- Architectural styles
- Middleware organization
- System architectures
The system architecture of a distributed system is how the distributed system’s software and hardware are organized.
You can make a distinction between the logical organization of distributed systems and the physical organization [1, P. 55].
The logical organization of a distributed system is known as its software architecture [1, P. 56].
There are different architectural styles that are formulated in terms of how different components are connected to each other.
A component is a “modular unit with well-defined required and provided interfaces that is replaceable within its environment”. Components should be replaceable without requiring the system to be powered down [1, P. 56].
A connector is a mechanism that “mediates communication, coordination, or cooperation among components” [1, P. 56].
The most common distributed systems architectures are:
- Layered architectures
- Object-based and service-oriented architectures
- Resource-based architectures
- Event-based architectures
Note: in the real-world, many systems don’t follow one style exactly.
Layered architectures are where components are organized in layers. Network communication is an example of a layered architecture [1, P. 57].
In layered architectures, a component can make a downcall to a component at a lower-level (e.g. ). generally expects a response from the lower-level component [1, P. 57].
Layered communication protocols are defined protocols for interacting between layers. A communication protocol “describes the rules that parties will follow in order to exchange information” [1, P. 58].

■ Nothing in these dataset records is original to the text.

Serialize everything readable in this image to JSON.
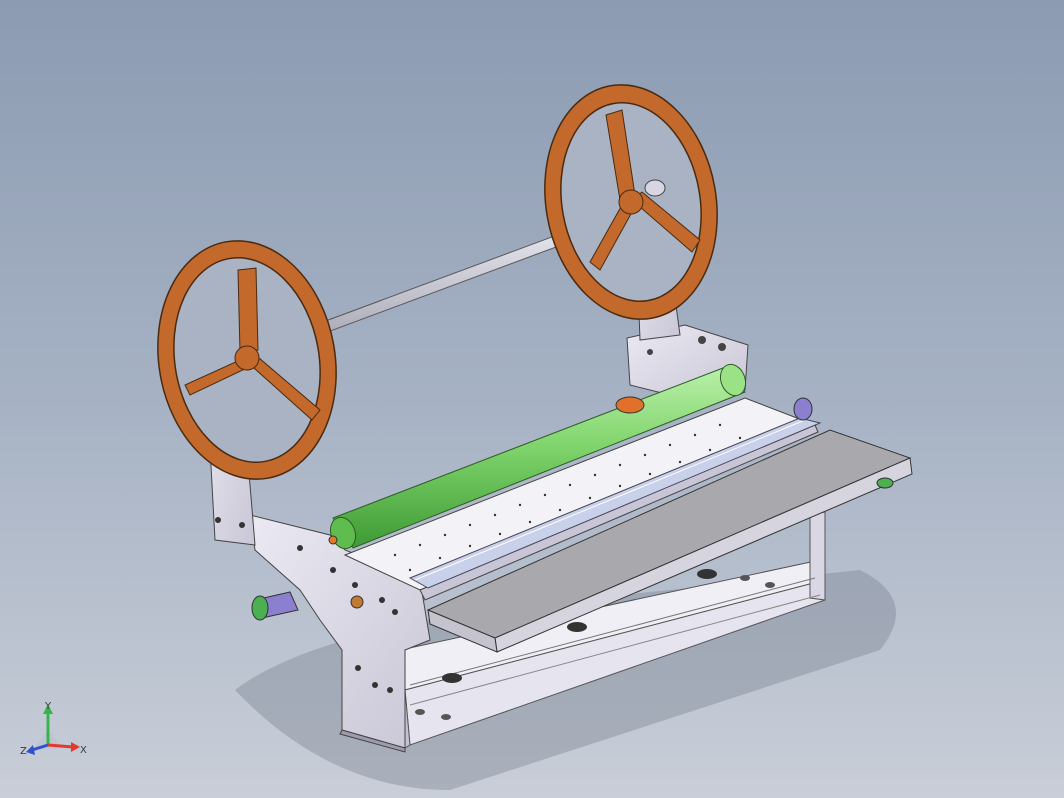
{
  "view": {
    "background_top": "#8c9bb2",
    "background_bottom": "#c9ced8"
  },
  "triad": {
    "x_label": "X",
    "y_label": "Y",
    "z_label": "Z",
    "x_color": "#e23b2e",
    "y_color": "#38b54a",
    "z_color": "#2f52c9"
  },
  "model": {
    "reel_color": "#c2692b",
    "roller_color": "#7ed36a",
    "frame_color": "#d8d6e2",
    "tray_color": "#a9a8ad",
    "shaft_color": "#d8d9e4",
    "knob_color": "#8b7fd0"
  }
}
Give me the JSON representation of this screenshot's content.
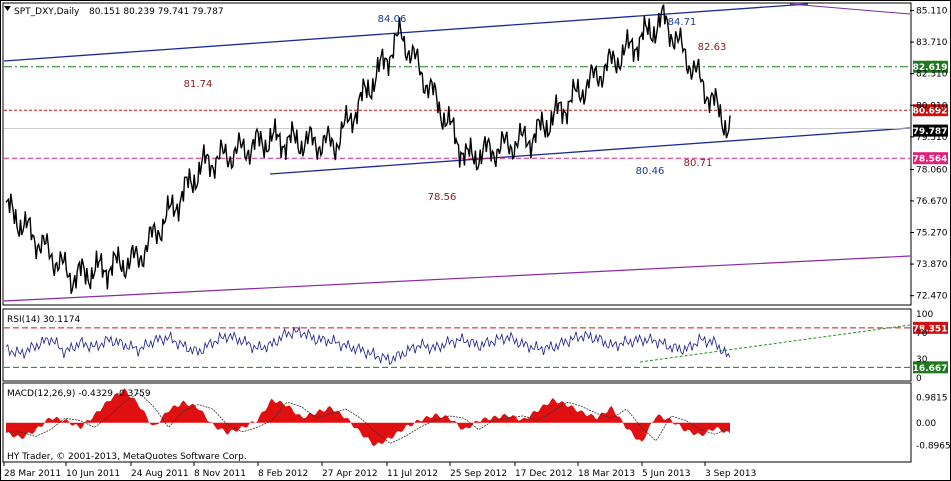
{
  "chart_data": {
    "type": "line",
    "symbol": "SPT_DXY,Daily",
    "ohlc": "80.151 80.239 79.741 79.787",
    "price_axis": [
      "85.110",
      "83.710",
      "82.310",
      "80.910",
      "79.510",
      "78.060",
      "76.670",
      "75.270",
      "73.870",
      "72.470"
    ],
    "price_ylim": [
      72.1,
      85.4
    ],
    "x_labels": [
      "28 Mar 2011",
      "10 Jun 2011",
      "24 Aug 2011",
      "8 Nov 2011",
      "8 Feb 2012",
      "27 Apr 2012",
      "11 Jul 2012",
      "25 Sep 2012",
      "17 Dec 2012",
      "18 Mar 2013",
      "5 Jun 2013",
      "3 Sep 2013"
    ],
    "series": [
      {
        "x": [
          "28 Mar 2011",
          "10 Jun 2011",
          "24 Aug 2011",
          "8 Nov 2011",
          "8 Feb 2012",
          "27 Apr 2012",
          "11 Jul 2012",
          "25 Sep 2012",
          "17 Dec 2012",
          "18 Mar 2013",
          "5 Jun 2013",
          "3 Sep 2013"
        ],
        "values": [
          76.4,
          73.3,
          74.1,
          78.3,
          79.4,
          79.2,
          84.06,
          78.56,
          79.5,
          82.3,
          84.71,
          79.787
        ]
      }
    ],
    "annotations": [
      {
        "text": "84.06",
        "color": "#1a3a9c"
      },
      {
        "text": "84.71",
        "color": "#1a3a9c"
      },
      {
        "text": "81.74",
        "color": "#8b1a1a"
      },
      {
        "text": "82.63",
        "color": "#8b1a1a"
      },
      {
        "text": "80.46",
        "color": "#1a3a9c"
      },
      {
        "text": "80.71",
        "color": "#8b1a1a"
      },
      {
        "text": "78.56",
        "color": "#8b1a1a"
      }
    ],
    "levels": [
      {
        "value": 82.619,
        "label": "82.619",
        "color": "#1e7a1e"
      },
      {
        "value": 80.692,
        "label": "80.692",
        "color": "#d01010"
      },
      {
        "value": 79.787,
        "label": "79.787",
        "color": "#000000"
      },
      {
        "value": 78.564,
        "label": "78.564",
        "color": "#e0207a"
      }
    ],
    "rsi": {
      "title": "RSI(14) 30.1174",
      "axis": [
        "100",
        "70",
        "30",
        "0"
      ],
      "ylim": [
        0,
        100
      ],
      "levels": [
        {
          "value": 78.351,
          "label": "78.351",
          "color": "#d01010"
        },
        {
          "value": 16.667,
          "label": "16.667",
          "color": "#1e7a1e"
        }
      ],
      "values": [
        45,
        38,
        50,
        62,
        40,
        55,
        48,
        60,
        52,
        44,
        58,
        63,
        50,
        40,
        56,
        66,
        58,
        46,
        52,
        70,
        72,
        60,
        58,
        50,
        44,
        35,
        28,
        40,
        52,
        46,
        56,
        60,
        50,
        58,
        64,
        52,
        46,
        48,
        58,
        66,
        62,
        50,
        56,
        60,
        58,
        48,
        44,
        60,
        55,
        30
      ]
    },
    "macd": {
      "title": "MACD(12,26,9) -0.4329 -0.3759",
      "axis": [
        "0.9815",
        "0.00",
        "-0.8965"
      ],
      "ylim": [
        -1.3,
        1.4
      ],
      "values": [
        -0.4,
        -0.6,
        -0.3,
        0.2,
        0.1,
        -0.2,
        0.3,
        0.9,
        1.3,
        0.7,
        -0.2,
        0.5,
        0.8,
        0.6,
        -0.1,
        -0.4,
        -0.2,
        0.1,
        0.9,
        0.7,
        0.2,
        0.4,
        0.6,
        0.2,
        -0.4,
        -0.9,
        -0.6,
        -0.2,
        0.1,
        0.3,
        0.2,
        -0.3,
        0.1,
        0.2,
        0.3,
        0.1,
        0.5,
        0.9,
        0.7,
        0.4,
        0.2,
        0.6,
        -0.2,
        -0.8,
        0.3,
        0.1,
        -0.3,
        -0.5,
        -0.2,
        -0.43
      ]
    },
    "copyright": "HY Trader, © 2001-2013, MetaQuotes Software Corp."
  }
}
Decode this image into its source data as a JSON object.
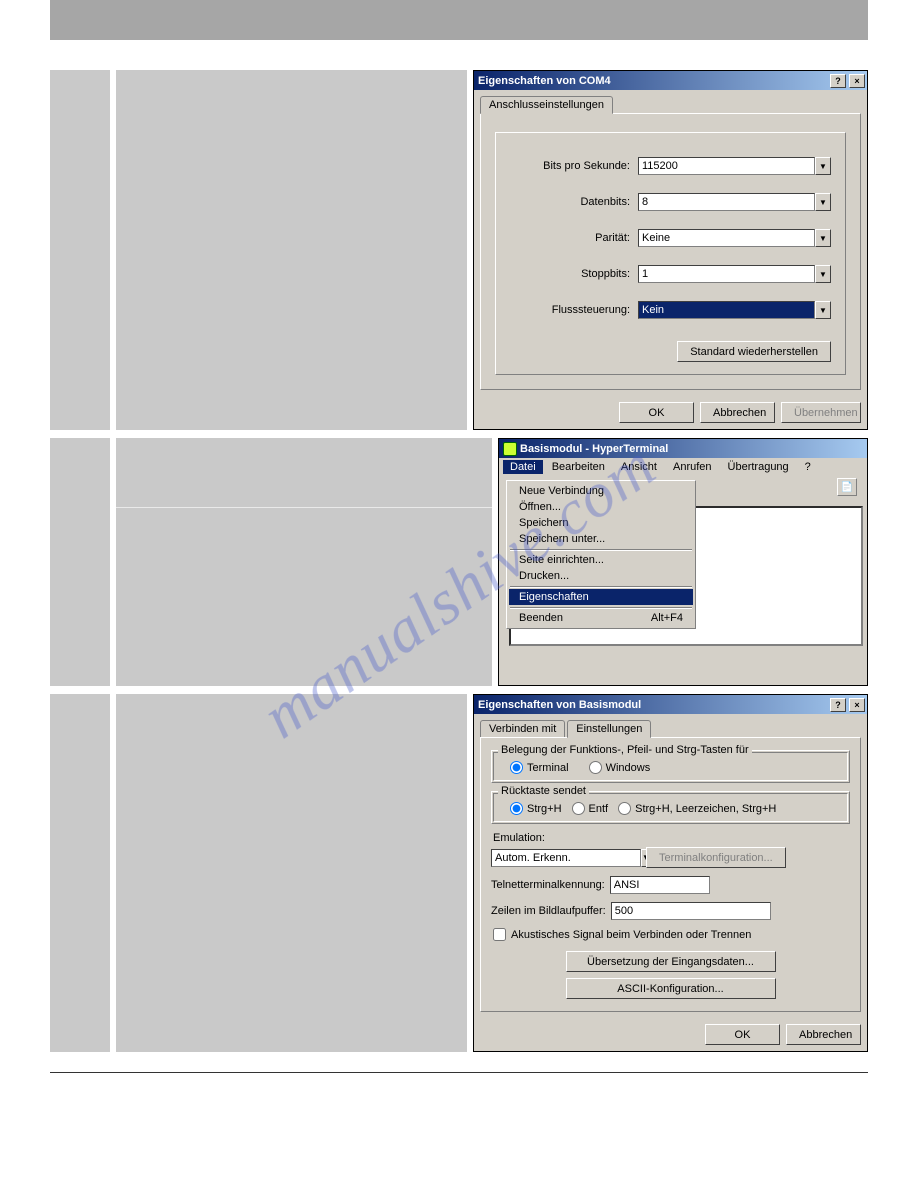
{
  "watermark": "manualshive.com",
  "dialog1": {
    "title": "Eigenschaften von COM4",
    "tab": "Anschlusseinstellungen",
    "fields": {
      "bps_label": "Bits pro Sekunde:",
      "bps_value": "115200",
      "databits_label": "Datenbits:",
      "databits_value": "8",
      "parity_label": "Parität:",
      "parity_value": "Keine",
      "stopbits_label": "Stoppbits:",
      "stopbits_value": "1",
      "flow_label": "Flusssteuerung:",
      "flow_value": "Kein"
    },
    "btn_restore": "Standard wiederherstellen",
    "btn_ok": "OK",
    "btn_cancel": "Abbrechen",
    "btn_apply": "Übernehmen"
  },
  "hyper": {
    "title": "Basismodul - HyperTerminal",
    "menu": {
      "datei": "Datei",
      "bearbeiten": "Bearbeiten",
      "ansicht": "Ansicht",
      "anrufen": "Anrufen",
      "uebertragung": "Übertragung",
      "help": "?"
    },
    "items": {
      "neu": "Neue Verbindung",
      "oeffnen": "Öffnen...",
      "speichern": "Speichern",
      "speichern_unter": "Speichern unter...",
      "seite": "Seite einrichten...",
      "drucken": "Drucken...",
      "eigenschaften": "Eigenschaften",
      "beenden": "Beenden",
      "beenden_key": "Alt+F4"
    }
  },
  "dialog2": {
    "title": "Eigenschaften von Basismodul",
    "tab1": "Verbinden mit",
    "tab2": "Einstellungen",
    "grp1": "Belegung der Funktions-, Pfeil- und Strg-Tasten für",
    "opt_terminal": "Terminal",
    "opt_windows": "Windows",
    "grp2": "Rücktaste sendet",
    "opt_strgh": "Strg+H",
    "opt_entf": "Entf",
    "opt_long": "Strg+H, Leerzeichen, Strg+H",
    "emulation_label": "Emulation:",
    "emulation_value": "Autom. Erkenn.",
    "btn_termconfig": "Terminalkonfiguration...",
    "telnet_label": "Telnetterminalkennung:",
    "telnet_value": "ANSI",
    "buffer_label": "Zeilen im Bildlaufpuffer:",
    "buffer_value": "500",
    "chk_sound": "Akustisches Signal beim Verbinden oder Trennen",
    "btn_translate": "Übersetzung der Eingangsdaten...",
    "btn_ascii": "ASCII-Konfiguration...",
    "btn_ok": "OK",
    "btn_cancel": "Abbrechen"
  }
}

Object-based architectures are where components (objects) are connected loosely through a (possibly remote) procedure call mechanism [1, P. 62].
In object-based architectures, each object has a defined interface that conceals implementation details [1, P. 62].
Because the interface and the object can be separated, it’s possible to interface at one machine while the object exists on a different machine. This organization is commonly referred to as a distributed object [1, P. 62].
A proxy is an implementation of the object’s interface. When a client binds to a distributed object, a proxy is loaded into the client’s address space. A proxy marshals method invocations into messages, and unmarshals reply messages [1, P. 62].
In a distributed object system, an object exists on a server machine where it has the same interface as it does on the client machine. Incoming requests are passed to a server stub, known as a skeleton [1, Pp. 62-3].
For most distributed object systems, state is not distributed. Instead, state exists on individual machines. Only the object interfaces are made available on other machines (known as remote objects). In a general distributed object system, state might be distributed across physical machines, but the distribution would be hidden to a client [1, P. 63].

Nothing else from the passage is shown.